Heat the oil in a large frying pan and gently fry the garlic, chorizo and pork until the garlic and pork start to brown. Add the cabbage and stir well. Simmer for 15 minutes, stirring frequently. Do not add salt.
Add the vinegar and simmer for five minutes. The cabbage should be creamy and very tender. Check for seasoning and serve very hot.
Besugo A La Donostiarra
This dish would be the second course in a full-blown Basque Christmas dinner
1 red bream, or similar, of about 1kg, scaled and cleaned, head left on, split lengthways down its back and with the backbone removed.
100ml olive oil
6 garlic cloves, peeled and thinly sliced
8 small, fresh red chillies
1 tablespoon vinegar
Sprinkle the fish with salt, brush it with one tablespoon of oil and leave for one hour.

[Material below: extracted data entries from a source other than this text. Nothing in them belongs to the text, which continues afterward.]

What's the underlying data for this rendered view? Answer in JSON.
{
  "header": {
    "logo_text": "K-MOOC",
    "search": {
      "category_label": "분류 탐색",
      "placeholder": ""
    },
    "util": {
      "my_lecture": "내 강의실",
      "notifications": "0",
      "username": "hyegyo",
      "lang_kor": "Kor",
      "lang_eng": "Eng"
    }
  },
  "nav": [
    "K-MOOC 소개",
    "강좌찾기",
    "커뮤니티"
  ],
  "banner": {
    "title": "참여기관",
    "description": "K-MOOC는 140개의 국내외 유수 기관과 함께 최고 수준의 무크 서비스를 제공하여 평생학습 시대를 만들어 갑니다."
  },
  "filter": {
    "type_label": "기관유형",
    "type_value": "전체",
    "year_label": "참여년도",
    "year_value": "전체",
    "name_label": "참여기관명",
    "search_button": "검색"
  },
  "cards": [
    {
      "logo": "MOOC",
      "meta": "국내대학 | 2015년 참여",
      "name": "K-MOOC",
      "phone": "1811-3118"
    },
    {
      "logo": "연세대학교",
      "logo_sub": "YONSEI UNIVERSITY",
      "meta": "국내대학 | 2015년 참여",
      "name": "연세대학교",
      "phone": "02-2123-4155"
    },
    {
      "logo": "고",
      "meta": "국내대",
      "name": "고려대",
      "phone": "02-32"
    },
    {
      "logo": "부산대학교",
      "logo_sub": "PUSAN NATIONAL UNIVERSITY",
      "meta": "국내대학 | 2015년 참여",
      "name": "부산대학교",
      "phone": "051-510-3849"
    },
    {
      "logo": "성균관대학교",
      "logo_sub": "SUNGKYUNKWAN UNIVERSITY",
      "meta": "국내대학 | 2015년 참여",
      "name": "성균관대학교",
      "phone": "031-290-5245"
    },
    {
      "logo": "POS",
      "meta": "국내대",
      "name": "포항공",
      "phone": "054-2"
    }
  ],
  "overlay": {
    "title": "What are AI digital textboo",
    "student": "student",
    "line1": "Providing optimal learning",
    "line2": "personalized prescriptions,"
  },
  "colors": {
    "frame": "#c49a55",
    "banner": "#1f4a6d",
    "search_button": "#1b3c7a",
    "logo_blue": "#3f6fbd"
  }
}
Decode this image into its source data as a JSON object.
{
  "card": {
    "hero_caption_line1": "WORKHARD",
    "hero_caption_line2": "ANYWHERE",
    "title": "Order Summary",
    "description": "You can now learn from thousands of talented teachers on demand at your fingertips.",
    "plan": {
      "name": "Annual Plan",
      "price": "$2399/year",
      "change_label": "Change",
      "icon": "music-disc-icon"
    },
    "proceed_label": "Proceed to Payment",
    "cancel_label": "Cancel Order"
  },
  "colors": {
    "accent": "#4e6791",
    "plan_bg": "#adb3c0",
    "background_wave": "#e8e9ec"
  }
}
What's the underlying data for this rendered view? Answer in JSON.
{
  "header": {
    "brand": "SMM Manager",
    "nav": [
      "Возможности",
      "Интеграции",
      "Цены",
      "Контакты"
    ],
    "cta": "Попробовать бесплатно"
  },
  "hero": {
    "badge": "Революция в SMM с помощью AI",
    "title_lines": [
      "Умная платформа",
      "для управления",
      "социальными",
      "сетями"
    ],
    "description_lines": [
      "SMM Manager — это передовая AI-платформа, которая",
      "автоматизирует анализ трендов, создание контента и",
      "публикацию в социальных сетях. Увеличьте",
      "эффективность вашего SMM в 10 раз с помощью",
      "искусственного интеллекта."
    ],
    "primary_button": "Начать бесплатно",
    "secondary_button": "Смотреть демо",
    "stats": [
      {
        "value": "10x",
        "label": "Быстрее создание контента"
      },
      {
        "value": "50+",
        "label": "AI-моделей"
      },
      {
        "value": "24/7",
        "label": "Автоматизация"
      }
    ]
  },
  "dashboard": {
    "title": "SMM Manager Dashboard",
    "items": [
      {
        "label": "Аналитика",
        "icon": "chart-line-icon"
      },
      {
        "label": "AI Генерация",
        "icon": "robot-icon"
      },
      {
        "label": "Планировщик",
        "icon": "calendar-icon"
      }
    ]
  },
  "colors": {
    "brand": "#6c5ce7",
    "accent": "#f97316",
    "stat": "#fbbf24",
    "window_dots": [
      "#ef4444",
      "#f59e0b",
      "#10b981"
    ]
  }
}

Line the grill pan with foil and brush it with oil. Lay the fish, skin side down, in the pan and cook under a very hot grill for 10 minutes, basting the fish frequently with oil.
Meanwhile, heat the remaining oil in a small frying pan. Fry the garlic and whole chillies until the garlic is brown.
Add the juices from the grill pan and vinegar, adding more vinegar to taste if necessary.